How to document your Javascript code

Someone that knows something about Java probably knows about JavaDoc. If you know something about Python you probably document your code following the rules defined for Sphinx (Sphinx uses reStructuredText as its markup language). Or in C, you follow the rules defined for Doxygen (Doxygen also supports other programming languages such as Objective-C, Java, C#, PHP, etc.). But, what happens when we are coding in JavaScript? How can we document our source code?

As a developer that interacts with other members of a team, the need to document all your intentions must become a habit. If you follow some basic rules and stick to them you can gain benefits like the automatic generation of documentation in formats like HTML, PDF, and so on.

I must confess that I’m relatively new to JavaScript, but one of the first things that I implement is the source code documentation.

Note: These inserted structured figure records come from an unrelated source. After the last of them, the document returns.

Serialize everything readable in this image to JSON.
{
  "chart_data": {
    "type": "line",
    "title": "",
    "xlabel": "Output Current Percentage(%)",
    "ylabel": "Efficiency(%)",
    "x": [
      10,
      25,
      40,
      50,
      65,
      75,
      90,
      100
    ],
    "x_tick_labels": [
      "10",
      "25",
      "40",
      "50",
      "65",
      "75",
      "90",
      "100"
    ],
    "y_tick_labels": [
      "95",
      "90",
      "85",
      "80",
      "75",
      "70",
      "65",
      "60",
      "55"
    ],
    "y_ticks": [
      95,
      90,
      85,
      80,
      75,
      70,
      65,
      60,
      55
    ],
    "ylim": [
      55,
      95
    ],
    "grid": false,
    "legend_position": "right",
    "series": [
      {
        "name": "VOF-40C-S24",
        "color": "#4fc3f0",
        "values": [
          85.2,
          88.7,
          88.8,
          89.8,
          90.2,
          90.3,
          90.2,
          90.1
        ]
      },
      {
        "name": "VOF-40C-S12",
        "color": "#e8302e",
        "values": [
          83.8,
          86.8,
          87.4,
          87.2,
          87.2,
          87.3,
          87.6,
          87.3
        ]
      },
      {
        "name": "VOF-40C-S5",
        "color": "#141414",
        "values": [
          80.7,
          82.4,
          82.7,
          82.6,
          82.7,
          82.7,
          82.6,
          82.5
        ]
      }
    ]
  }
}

I’ve been using JSDoc for documenting all my JavaScript code, it’s easy, and you only need to follow a short set of rules.

/**
 * @file Working with Tags
 * @author Milton Mazzarri <[email protected]>
 * @version 0.1
 */

var Tag = $(function(){
  /**
   * The Tag definition.
   *
   * @param {String} id - The ID of the Tag.
   * @param {String} description - Concise description of the tag.
   * @param {Number} min - Minimum value accepted for trends.
   * @param {Number} max - Maximum value accepted for trends.
   * @param {Object} plc - The ID of the [email protected] PLC} object where this tag belongs.
   */
  var Tag = function(id, description, min, max, plc) {
    id = id;
    description = description;
    trend_min = min;
    trend_max = max;
    plc = plc;
  };

  return {
    /**
     * Get the current value of the tag.
     *
     * @see [Example][email protected] http://example.com}
     * @returns {Number} The current value of the tag.
     */
    getValue: function() {
      return Math.random;
    }
  };
 }());
 

In the previous example, I have documented the index of the file, showing the author and version, you can also include other things such as a copyright and license note. I have also documented the class definition including parameters and methods specifying the name, and type with a concise description.

After you process your source code with JSDoc the result looks like the following:

usejsdoc

In the previous image you see the documentation in HTML format, also you see a table that displays the parameters with appropriate links to your source code, and finally, JSDoc implements a very nice style to your document.

If you need further details I recommend you check out the JSDoc documentation.